Was also, wenn der Ex-Senator Recht behält? Dann, so erträumt es sich die Künstlerin Bernadette La Hengst, früher in Hamburg, jetzt in Berlin wohnhaft, müsste das Fünftel Rest-Deutsche in diesem Land zum Integrationskurs, um sich in der multikulturellen Gesellschaft zurecht zu finden. Für La Hengst, 43, ist das eine Utopie, die sie in ihrer Show „Integrier mich, Baby!“ in Hamburg schon mal wahr werden lässt. Premiere ist am kommenden Sonntag.

Drei Lehrer gibt es in ihrem „multi-musikalischen Integrations-Diskurs für alle“, sie stammen aus Nigeria, Kolumbien und der Türkei und haben bereits Erfahrung mit Integrationskursen herkömmlicher Art. Alle drei sind Laien, die La Hengst in einem Integrationskurs der türkischen Gemeinde in Hamburg-Altona getroffen hat. Jetzt drehen sie den Spieß um und leiten in der Garage des Thalia in der Gaußstraße, einer Nebenspielstätte des Thalia Theaters, einen Kurs, in dem nicht Wissen über deutsche Geschichte abgefragt wird, sondern die „Geschichte der Wanderung im Wandel der Zeit“. Kurs-Teilnehmer sind die Zuschauer, Lernziel ist das Erreichen einer „neuen Hyperkultur“. La Hengst tritt auf als „Integrette“, eine Art „Super-Heldin der Integration“.

Damit das Ganze nicht zu didaktisch wird, wird auch viel Musik gemacht.

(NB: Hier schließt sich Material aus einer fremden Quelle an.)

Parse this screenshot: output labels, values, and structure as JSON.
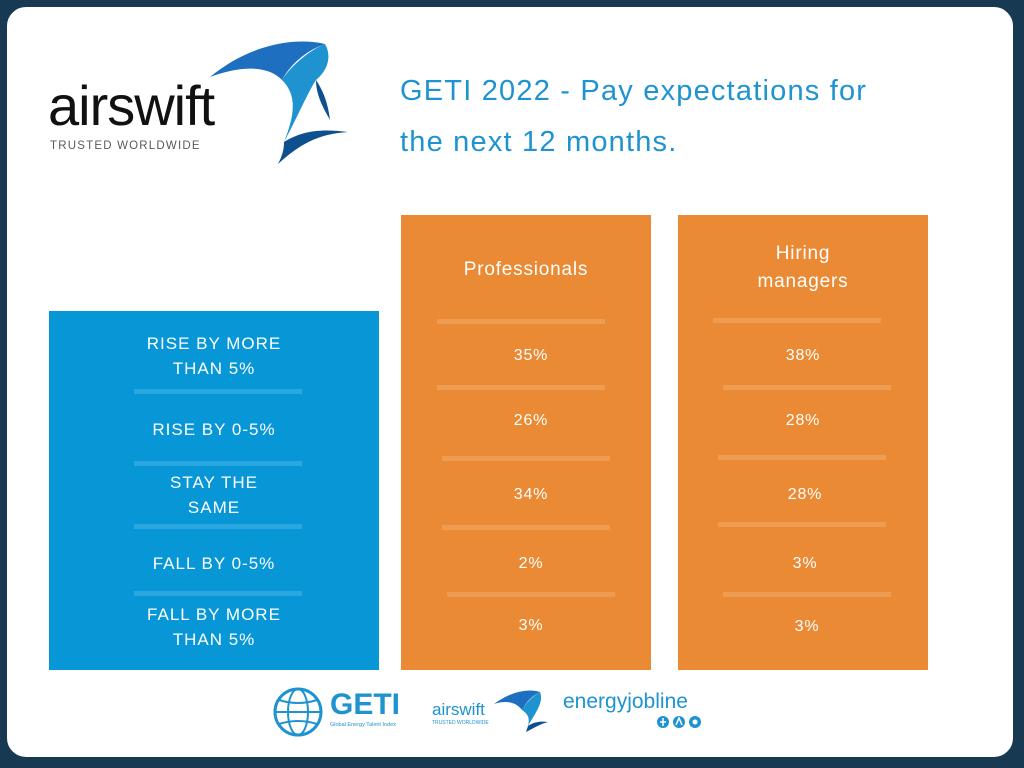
{
  "colors": {
    "blue": "#0897d6",
    "orange": "#ea8a35",
    "frame": "#173a52",
    "title": "#1f93d0"
  },
  "logo": {
    "brand": "airswift",
    "tagline": "TRUSTED WORLDWIDE"
  },
  "title": {
    "line1": "GETI 2022 - Pay expectations for",
    "line2": "the next 12 months."
  },
  "chart_data": {
    "type": "table",
    "title": "GETI 2022 - Pay expectations for the next 12 months.",
    "columns": [
      "Professionals",
      "Hiring managers"
    ],
    "rows": [
      {
        "label": "RISE BY MORE THAN 5%",
        "values": [
          "35%",
          "38%"
        ]
      },
      {
        "label": "RISE BY 0-5%",
        "values": [
          "26%",
          "28%"
        ]
      },
      {
        "label": "STAY THE SAME",
        "values": [
          "34%",
          "28%"
        ]
      },
      {
        "label": "FALL BY 0-5%",
        "values": [
          "2%",
          "3%"
        ]
      },
      {
        "label": "FALL BY MORE THAN 5%",
        "values": [
          "3%",
          "3%"
        ]
      }
    ]
  },
  "labels": {
    "col1": "Professionals",
    "col2_line1": "Hiring",
    "col2_line2": "managers",
    "r1a": "RISE BY MORE",
    "r1b": "THAN 5%",
    "r2": "RISE BY 0-5%",
    "r3a": "STAY THE",
    "r3b": "SAME",
    "r4": "FALL BY 0-5%",
    "r5a": "FALL BY MORE",
    "r5b": "THAN 5%"
  },
  "values": {
    "p": [
      "35%",
      "26%",
      "34%",
      "2%",
      "3%"
    ],
    "h": [
      "38%",
      "28%",
      "28%",
      "3%",
      "3%"
    ]
  },
  "footer": {
    "geti": "GETI",
    "geti_sub": "Global Energy Talent Index",
    "airswift": "airswift",
    "airswift_tag": "TRUSTED WORLDWIDE",
    "energyjobline": "energyjobline"
  }
}
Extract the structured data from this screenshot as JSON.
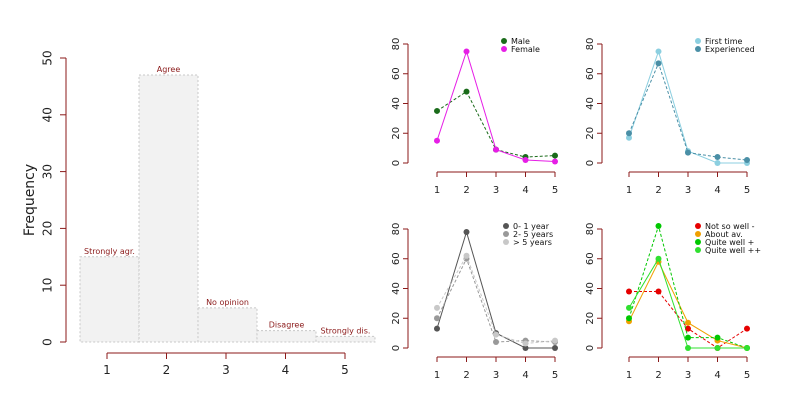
{
  "chart_data": [
    {
      "type": "bar",
      "categories": [
        "1",
        "2",
        "3",
        "4",
        "5"
      ],
      "values": [
        15,
        47,
        6,
        2,
        1
      ],
      "bar_labels": [
        "Strongly agr.",
        "Agree",
        "No opinion",
        "Disagree",
        "Strongly dis."
      ],
      "ylabel": "Frequency",
      "ylim": [
        0,
        50
      ],
      "yticks": [
        0,
        10,
        20,
        30,
        40,
        50
      ],
      "colors": {
        "fill": "#f2f2f2",
        "edge": "#c8c8c8",
        "label": "#8b1a1a",
        "axis": "#8b1a1a"
      }
    },
    {
      "type": "line",
      "x": [
        1,
        2,
        3,
        4,
        5
      ],
      "ylim": [
        0,
        80
      ],
      "yticks": [
        0,
        20,
        40,
        60,
        80
      ],
      "legend_position": "top-right",
      "series": [
        {
          "name": "Male",
          "values": [
            35,
            48,
            9,
            4,
            5
          ],
          "color": "#1a6b1a",
          "dash": true
        },
        {
          "name": "Female",
          "values": [
            15,
            75,
            9,
            2,
            1
          ],
          "color": "#e61ee6",
          "dash": false
        }
      ]
    },
    {
      "type": "line",
      "x": [
        1,
        2,
        3,
        4,
        5
      ],
      "ylim": [
        0,
        80
      ],
      "yticks": [
        0,
        20,
        40,
        60,
        80
      ],
      "legend_position": "top-right",
      "series": [
        {
          "name": "First time",
          "values": [
            17,
            75,
            8,
            0,
            0
          ],
          "color": "#8ccfe0",
          "dash": false
        },
        {
          "name": "Experienced",
          "values": [
            20,
            67,
            7,
            4,
            2
          ],
          "color": "#4a8fa6",
          "dash": true
        }
      ]
    },
    {
      "type": "line",
      "x": [
        1,
        2,
        3,
        4,
        5
      ],
      "ylim": [
        0,
        80
      ],
      "yticks": [
        0,
        20,
        40,
        60,
        80
      ],
      "legend_position": "top-right",
      "series": [
        {
          "name": "0- 1 year",
          "values": [
            13,
            78,
            10,
            0,
            0
          ],
          "color": "#555555",
          "dash": false
        },
        {
          "name": "2- 5 years",
          "values": [
            20,
            60,
            4,
            5,
            4
          ],
          "color": "#999999",
          "dash": true
        },
        {
          "name": "> 5 years",
          "values": [
            27,
            62,
            9,
            3,
            5
          ],
          "color": "#c8c8c8",
          "dash": true
        }
      ]
    },
    {
      "type": "line",
      "x": [
        1,
        2,
        3,
        4,
        5
      ],
      "ylim": [
        0,
        80
      ],
      "yticks": [
        0,
        20,
        40,
        60,
        80
      ],
      "legend_position": "top-right",
      "series": [
        {
          "name": "Not so well -",
          "values": [
            38,
            38,
            13,
            0,
            13
          ],
          "color": "#e60000",
          "dash": true
        },
        {
          "name": "About av.",
          "values": [
            18,
            58,
            17,
            5,
            0
          ],
          "color": "#f0a000",
          "dash": false
        },
        {
          "name": "Quite well +",
          "values": [
            20,
            82,
            7,
            7,
            0
          ],
          "color": "#00c800",
          "dash": true
        },
        {
          "name": "Quite well ++",
          "values": [
            27,
            60,
            0,
            0,
            0
          ],
          "color": "#30e030",
          "dash": false
        }
      ]
    }
  ]
}
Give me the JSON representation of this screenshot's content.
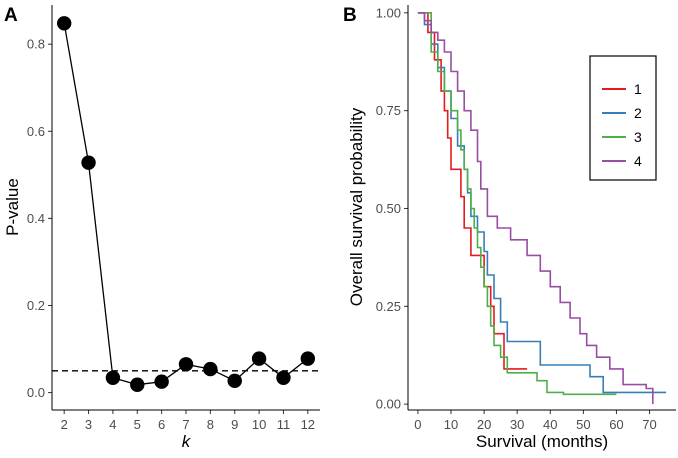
{
  "chart_data": [
    {
      "panel_label": "A",
      "type": "line",
      "xlabel": "k",
      "ylabel": "P-value",
      "x": [
        2,
        3,
        4,
        5,
        6,
        7,
        8,
        9,
        10,
        11,
        12
      ],
      "y": [
        0.848,
        0.528,
        0.034,
        0.018,
        0.025,
        0.065,
        0.054,
        0.027,
        0.078,
        0.034,
        0.078
      ],
      "xticks": [
        2,
        3,
        4,
        5,
        6,
        7,
        8,
        9,
        10,
        11,
        12
      ],
      "yticks": [
        0.0,
        0.2,
        0.4,
        0.6,
        0.8
      ],
      "ytick_labels": [
        "0.0",
        "0.2",
        "0.4",
        "0.6",
        "0.8"
      ],
      "xlim": [
        1.5,
        12.5
      ],
      "ylim": [
        -0.04,
        0.89
      ],
      "reference_line": {
        "y": 0.05,
        "style": "dashed"
      }
    },
    {
      "panel_label": "B",
      "type": "line",
      "subtype": "kaplan-meier step",
      "xlabel": "Survival (months)",
      "ylabel": "Overall survival probability",
      "xticks": [
        0,
        10,
        20,
        30,
        40,
        50,
        60,
        70
      ],
      "yticks": [
        0,
        0.25,
        0.5,
        0.75,
        1.0
      ],
      "ytick_labels": [
        "0.00",
        "0.25",
        "0.50",
        "0.75",
        "1.00"
      ],
      "xlim": [
        -3,
        78
      ],
      "ylim": [
        -0.015,
        1.02
      ],
      "legend_position": "top-right",
      "series": [
        {
          "name": "1",
          "color": "#e41a1c",
          "points": [
            [
              0,
              1.0
            ],
            [
              3,
              1.0
            ],
            [
              3,
              0.95
            ],
            [
              5,
              0.95
            ],
            [
              5,
              0.88
            ],
            [
              7,
              0.88
            ],
            [
              7,
              0.8
            ],
            [
              8,
              0.8
            ],
            [
              8,
              0.75
            ],
            [
              9,
              0.75
            ],
            [
              9,
              0.68
            ],
            [
              10,
              0.68
            ],
            [
              10,
              0.6
            ],
            [
              13,
              0.6
            ],
            [
              13,
              0.53
            ],
            [
              14,
              0.53
            ],
            [
              14,
              0.45
            ],
            [
              16,
              0.45
            ],
            [
              16,
              0.38
            ],
            [
              20,
              0.38
            ],
            [
              20,
              0.3
            ],
            [
              22,
              0.3
            ],
            [
              22,
              0.25
            ],
            [
              23,
              0.25
            ],
            [
              23,
              0.18
            ],
            [
              26,
              0.18
            ],
            [
              26,
              0.09
            ],
            [
              33,
              0.09
            ]
          ]
        },
        {
          "name": "2",
          "color": "#377eb8",
          "points": [
            [
              0,
              1.0
            ],
            [
              2,
              1.0
            ],
            [
              2,
              0.97
            ],
            [
              4,
              0.97
            ],
            [
              4,
              0.92
            ],
            [
              6,
              0.92
            ],
            [
              6,
              0.86
            ],
            [
              8,
              0.86
            ],
            [
              8,
              0.8
            ],
            [
              10,
              0.8
            ],
            [
              10,
              0.73
            ],
            [
              12,
              0.73
            ],
            [
              12,
              0.66
            ],
            [
              14,
              0.66
            ],
            [
              14,
              0.6
            ],
            [
              15,
              0.6
            ],
            [
              15,
              0.54
            ],
            [
              16,
              0.54
            ],
            [
              16,
              0.48
            ],
            [
              18,
              0.48
            ],
            [
              18,
              0.44
            ],
            [
              20,
              0.44
            ],
            [
              20,
              0.39
            ],
            [
              21,
              0.39
            ],
            [
              21,
              0.33
            ],
            [
              23,
              0.33
            ],
            [
              23,
              0.27
            ],
            [
              25,
              0.27
            ],
            [
              25,
              0.21
            ],
            [
              27,
              0.21
            ],
            [
              27,
              0.16
            ],
            [
              37,
              0.16
            ],
            [
              37,
              0.1
            ],
            [
              52,
              0.1
            ],
            [
              52,
              0.07
            ],
            [
              56,
              0.07
            ],
            [
              56,
              0.03
            ],
            [
              75,
              0.03
            ]
          ]
        },
        {
          "name": "3",
          "color": "#4daf4a",
          "points": [
            [
              0,
              1.0
            ],
            [
              4,
              1.0
            ],
            [
              4,
              0.9
            ],
            [
              6,
              0.9
            ],
            [
              6,
              0.85
            ],
            [
              8,
              0.85
            ],
            [
              8,
              0.8
            ],
            [
              10,
              0.8
            ],
            [
              10,
              0.75
            ],
            [
              12,
              0.75
            ],
            [
              12,
              0.7
            ],
            [
              13,
              0.7
            ],
            [
              13,
              0.65
            ],
            [
              14,
              0.65
            ],
            [
              14,
              0.6
            ],
            [
              15,
              0.6
            ],
            [
              15,
              0.55
            ],
            [
              16,
              0.55
            ],
            [
              16,
              0.5
            ],
            [
              17,
              0.5
            ],
            [
              17,
              0.45
            ],
            [
              18,
              0.45
            ],
            [
              18,
              0.4
            ],
            [
              19,
              0.4
            ],
            [
              19,
              0.35
            ],
            [
              20,
              0.35
            ],
            [
              20,
              0.3
            ],
            [
              21,
              0.3
            ],
            [
              21,
              0.25
            ],
            [
              22,
              0.25
            ],
            [
              22,
              0.2
            ],
            [
              23,
              0.2
            ],
            [
              23,
              0.15
            ],
            [
              25,
              0.15
            ],
            [
              25,
              0.12
            ],
            [
              27,
              0.12
            ],
            [
              27,
              0.08
            ],
            [
              36,
              0.08
            ],
            [
              36,
              0.06
            ],
            [
              39,
              0.06
            ],
            [
              39,
              0.03
            ],
            [
              44,
              0.03
            ],
            [
              44,
              0.025
            ],
            [
              60,
              0.025
            ]
          ]
        },
        {
          "name": "4",
          "color": "#984ea3",
          "points": [
            [
              0,
              1.0
            ],
            [
              2,
              1.0
            ],
            [
              2,
              0.98
            ],
            [
              4,
              0.98
            ],
            [
              4,
              0.95
            ],
            [
              6,
              0.95
            ],
            [
              6,
              0.93
            ],
            [
              8,
              0.93
            ],
            [
              8,
              0.9
            ],
            [
              10,
              0.9
            ],
            [
              10,
              0.85
            ],
            [
              12,
              0.85
            ],
            [
              12,
              0.8
            ],
            [
              14,
              0.8
            ],
            [
              14,
              0.75
            ],
            [
              16,
              0.75
            ],
            [
              16,
              0.7
            ],
            [
              18,
              0.7
            ],
            [
              18,
              0.62
            ],
            [
              19,
              0.62
            ],
            [
              19,
              0.55
            ],
            [
              21,
              0.55
            ],
            [
              21,
              0.48
            ],
            [
              24,
              0.48
            ],
            [
              24,
              0.45
            ],
            [
              28,
              0.45
            ],
            [
              28,
              0.42
            ],
            [
              33,
              0.42
            ],
            [
              33,
              0.38
            ],
            [
              37,
              0.38
            ],
            [
              37,
              0.34
            ],
            [
              40,
              0.34
            ],
            [
              40,
              0.3
            ],
            [
              43,
              0.3
            ],
            [
              43,
              0.26
            ],
            [
              46,
              0.26
            ],
            [
              46,
              0.22
            ],
            [
              49,
              0.22
            ],
            [
              49,
              0.18
            ],
            [
              51,
              0.18
            ],
            [
              51,
              0.15
            ],
            [
              54,
              0.15
            ],
            [
              54,
              0.12
            ],
            [
              58,
              0.12
            ],
            [
              58,
              0.09
            ],
            [
              62,
              0.09
            ],
            [
              62,
              0.05
            ],
            [
              69,
              0.05
            ],
            [
              69,
              0.04
            ],
            [
              71,
              0.04
            ],
            [
              71,
              0.0
            ]
          ]
        }
      ]
    }
  ]
}
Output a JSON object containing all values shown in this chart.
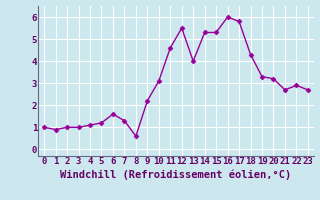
{
  "x": [
    0,
    1,
    2,
    3,
    4,
    5,
    6,
    7,
    8,
    9,
    10,
    11,
    12,
    13,
    14,
    15,
    16,
    17,
    18,
    19,
    20,
    21,
    22,
    23
  ],
  "y": [
    1.0,
    0.9,
    1.0,
    1.0,
    1.1,
    1.2,
    1.6,
    1.3,
    0.6,
    2.2,
    3.1,
    4.6,
    5.5,
    4.0,
    5.3,
    5.3,
    6.0,
    5.8,
    4.3,
    3.3,
    3.2,
    2.7,
    2.9,
    2.7
  ],
  "line_color": "#990099",
  "marker": "D",
  "marker_size": 2.5,
  "linewidth": 1.0,
  "bg_color": "#cce8ee",
  "grid_color": "#ffffff",
  "xlabel": "Windchill (Refroidissement éolien,°C)",
  "xlabel_color": "#660066",
  "tick_color": "#660066",
  "xlabel_fontsize": 7.5,
  "tick_label_fontsize": 6.5,
  "xlim": [
    -0.5,
    23.5
  ],
  "ylim": [
    -0.3,
    6.5
  ],
  "yticks": [
    0,
    1,
    2,
    3,
    4,
    5,
    6
  ],
  "xticks": [
    0,
    1,
    2,
    3,
    4,
    5,
    6,
    7,
    8,
    9,
    10,
    11,
    12,
    13,
    14,
    15,
    16,
    17,
    18,
    19,
    20,
    21,
    22,
    23
  ],
  "xtick_labels": [
    "0",
    "1",
    "2",
    "3",
    "4",
    "5",
    "6",
    "7",
    "8",
    "9",
    "10",
    "11",
    "12",
    "13",
    "14",
    "15",
    "16",
    "17",
    "18",
    "19",
    "20",
    "21",
    "22",
    "23"
  ]
}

La Hengst hat die Texte dazu selbst geschrieben, Ehrensache, schließlich begann ihre Künstlerinnen-Karriere als Musikerin der „Hamburger Schule“. Mit der Band „Die Braut haut ins Auge“ brachte sie es in den Neunzigern zu einiger Berühmtheit; seit 2000 hat sie drei Solo-Alben veröffentlicht.

Wer ist überhaupt fremd, wer deutsch?

Dass es sie wie andere Musiker (z.B. Rocko Schamoni, Schorsch Kamerun) in die Theaterlandschaft verschlagen hat, liege daran, „dass man seit dem Einbruch des Musik-Business von der Musik allein nicht mehr leben kann“, gibt La Hengst unumwunden zu. „Und die Theater erhoffen sich von uns einen neuen, frischen Blick.“

So soll „Integrier mich, Baby!“ denn auch kein klassischer Theaterabend werden, sondern eine bunte Show im Rahmen der kleinen Reihe „Goldene Hochzeit“, die „50 Jahre Anwerbeabkommen zwischen der Bundesrepublik Deutschland und der Republik Türkei“ feiert. Ein Spektakel mit ernstem Hintergrund, bei dem es La Hengst um Fragen geht wie die, „warum wir hier immer noch von Gastfreundschaft reden, wo es doch eigentlich um Bürgerrechte geht“.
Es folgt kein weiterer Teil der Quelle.